Eenheid van kabinetsbeleid: wat houdt dat in?
COLUMN - van Prof.Dr. Bert van den Braak
In het debat over de regeringsverklaring werden twijfels geuit over de eenheid van het kabinetsbeleid. Dat gebeurde toen vicepremier Fleur Agema op X had gereageerd op de door premier Dick Schoof uiteengezette lijn ten aanzien van het door vrouwen dragen van de hijab. De vraag kwam op of Agema (PVV) zich wel kon vinden in die lijn.
1. Grondslag
Eenheid van kabinetsbeleid is een kernwaarde in het staatsbestel. Ministers moeten met één mond spreken (en daarnaar handelen).
Het beginsel is neergelegd in Grondwet en het reglement van orde van de ministerraad.
Artikel 4, 3e lid van de Grondwet bepaalt dat de ministerraad beraadslaagt en besluit over het algemeen regeringsbeleid en de eenheid van dat beleid bevordert.
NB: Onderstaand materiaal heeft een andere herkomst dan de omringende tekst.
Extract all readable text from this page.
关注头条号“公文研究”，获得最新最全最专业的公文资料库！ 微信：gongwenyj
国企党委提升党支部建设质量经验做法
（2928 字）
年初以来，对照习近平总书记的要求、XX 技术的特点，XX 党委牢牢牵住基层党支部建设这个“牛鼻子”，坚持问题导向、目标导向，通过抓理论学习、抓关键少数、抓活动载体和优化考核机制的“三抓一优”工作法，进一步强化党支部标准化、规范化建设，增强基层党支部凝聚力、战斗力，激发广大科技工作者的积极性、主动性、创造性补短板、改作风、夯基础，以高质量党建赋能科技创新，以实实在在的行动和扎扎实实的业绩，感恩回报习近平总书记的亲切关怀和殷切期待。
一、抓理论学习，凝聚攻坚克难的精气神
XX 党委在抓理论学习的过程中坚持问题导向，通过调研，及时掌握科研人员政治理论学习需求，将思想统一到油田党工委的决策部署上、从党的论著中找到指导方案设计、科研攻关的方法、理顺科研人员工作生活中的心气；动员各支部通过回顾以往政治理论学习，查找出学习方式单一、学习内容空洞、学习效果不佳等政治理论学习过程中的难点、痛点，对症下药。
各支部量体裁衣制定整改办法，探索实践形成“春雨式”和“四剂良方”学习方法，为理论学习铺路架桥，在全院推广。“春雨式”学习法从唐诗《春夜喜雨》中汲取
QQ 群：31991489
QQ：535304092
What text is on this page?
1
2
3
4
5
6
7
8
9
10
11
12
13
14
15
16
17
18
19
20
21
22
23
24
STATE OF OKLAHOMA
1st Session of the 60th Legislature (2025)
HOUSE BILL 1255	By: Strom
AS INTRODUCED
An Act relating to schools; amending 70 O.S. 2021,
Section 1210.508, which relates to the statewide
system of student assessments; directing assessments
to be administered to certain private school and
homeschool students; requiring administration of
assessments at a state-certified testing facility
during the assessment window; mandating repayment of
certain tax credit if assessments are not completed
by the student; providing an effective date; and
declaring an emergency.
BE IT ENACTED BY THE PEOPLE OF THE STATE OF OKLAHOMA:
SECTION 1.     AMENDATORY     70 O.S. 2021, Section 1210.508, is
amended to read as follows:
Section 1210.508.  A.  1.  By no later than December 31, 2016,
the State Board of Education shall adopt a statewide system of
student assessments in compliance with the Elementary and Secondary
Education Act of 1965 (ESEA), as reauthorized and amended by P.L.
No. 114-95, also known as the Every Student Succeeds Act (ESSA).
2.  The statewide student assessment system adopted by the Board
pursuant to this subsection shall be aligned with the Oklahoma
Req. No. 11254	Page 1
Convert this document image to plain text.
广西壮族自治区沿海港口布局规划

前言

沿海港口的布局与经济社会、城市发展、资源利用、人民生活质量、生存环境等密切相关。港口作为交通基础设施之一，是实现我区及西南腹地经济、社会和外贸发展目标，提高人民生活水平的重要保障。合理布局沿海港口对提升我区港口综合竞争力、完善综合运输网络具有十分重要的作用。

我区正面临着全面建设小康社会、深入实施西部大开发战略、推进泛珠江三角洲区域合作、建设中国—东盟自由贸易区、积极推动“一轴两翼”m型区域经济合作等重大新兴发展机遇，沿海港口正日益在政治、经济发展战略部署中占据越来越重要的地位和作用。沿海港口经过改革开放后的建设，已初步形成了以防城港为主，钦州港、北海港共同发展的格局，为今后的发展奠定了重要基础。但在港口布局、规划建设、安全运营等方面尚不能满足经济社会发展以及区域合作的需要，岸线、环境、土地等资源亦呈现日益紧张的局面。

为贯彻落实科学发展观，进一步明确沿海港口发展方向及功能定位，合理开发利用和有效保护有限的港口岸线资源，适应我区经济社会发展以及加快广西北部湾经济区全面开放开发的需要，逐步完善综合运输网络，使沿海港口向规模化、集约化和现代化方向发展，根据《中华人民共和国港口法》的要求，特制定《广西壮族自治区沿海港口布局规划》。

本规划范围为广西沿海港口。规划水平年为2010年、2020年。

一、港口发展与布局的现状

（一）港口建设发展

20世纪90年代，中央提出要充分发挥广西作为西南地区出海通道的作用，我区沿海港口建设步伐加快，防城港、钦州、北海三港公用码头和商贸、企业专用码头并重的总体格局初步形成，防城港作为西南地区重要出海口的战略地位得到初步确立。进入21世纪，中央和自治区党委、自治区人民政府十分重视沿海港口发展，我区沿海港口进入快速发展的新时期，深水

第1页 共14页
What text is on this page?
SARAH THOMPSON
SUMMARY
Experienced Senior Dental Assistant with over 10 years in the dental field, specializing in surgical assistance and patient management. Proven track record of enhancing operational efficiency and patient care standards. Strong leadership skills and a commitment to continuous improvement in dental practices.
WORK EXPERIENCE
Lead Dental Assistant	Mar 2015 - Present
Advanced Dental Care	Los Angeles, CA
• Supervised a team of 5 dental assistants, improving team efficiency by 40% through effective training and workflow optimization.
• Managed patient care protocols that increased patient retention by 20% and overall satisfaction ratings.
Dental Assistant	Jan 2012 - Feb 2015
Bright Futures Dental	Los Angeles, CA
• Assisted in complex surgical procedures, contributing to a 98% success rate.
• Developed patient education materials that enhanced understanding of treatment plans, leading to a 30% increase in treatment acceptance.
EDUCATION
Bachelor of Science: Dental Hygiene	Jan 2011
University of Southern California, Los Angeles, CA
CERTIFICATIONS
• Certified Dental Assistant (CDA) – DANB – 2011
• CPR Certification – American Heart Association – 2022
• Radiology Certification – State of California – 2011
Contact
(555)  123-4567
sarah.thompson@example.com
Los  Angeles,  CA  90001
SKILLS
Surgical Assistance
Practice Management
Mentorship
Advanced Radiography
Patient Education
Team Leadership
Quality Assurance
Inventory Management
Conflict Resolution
Artikel 12, lid 2 van het reglement van orde van de ministerraad bepaalt dat geen minister tegen besluiten van de ministerraad handelt.
Dat vormt de kern van het sinds 1848 bestaande homogeniteitsbeginsel. Een minister mag in de ministerraad tegen een besluit stemmen, maar kan zich er daarna ofwel bij neerleggen (en loyaal uitvoeren) ofwel opstappen.
2. Ministerraad
De bepalingen lijken zich primair te richten op de ministerraad. Het is dan ook diverse malen voorgekomen dat een minister zich niet kon verenigen met een besluit in de ministerraad en daarna opstapte. Dat was bijvoorbeeld het geval in 1972 toen de DS’70-minister Drees en De Brauw tegen de invulling van bezuinigingen keerden en in 1980 toen minister Andriessen vond dat er meer moest worden bezuinigd.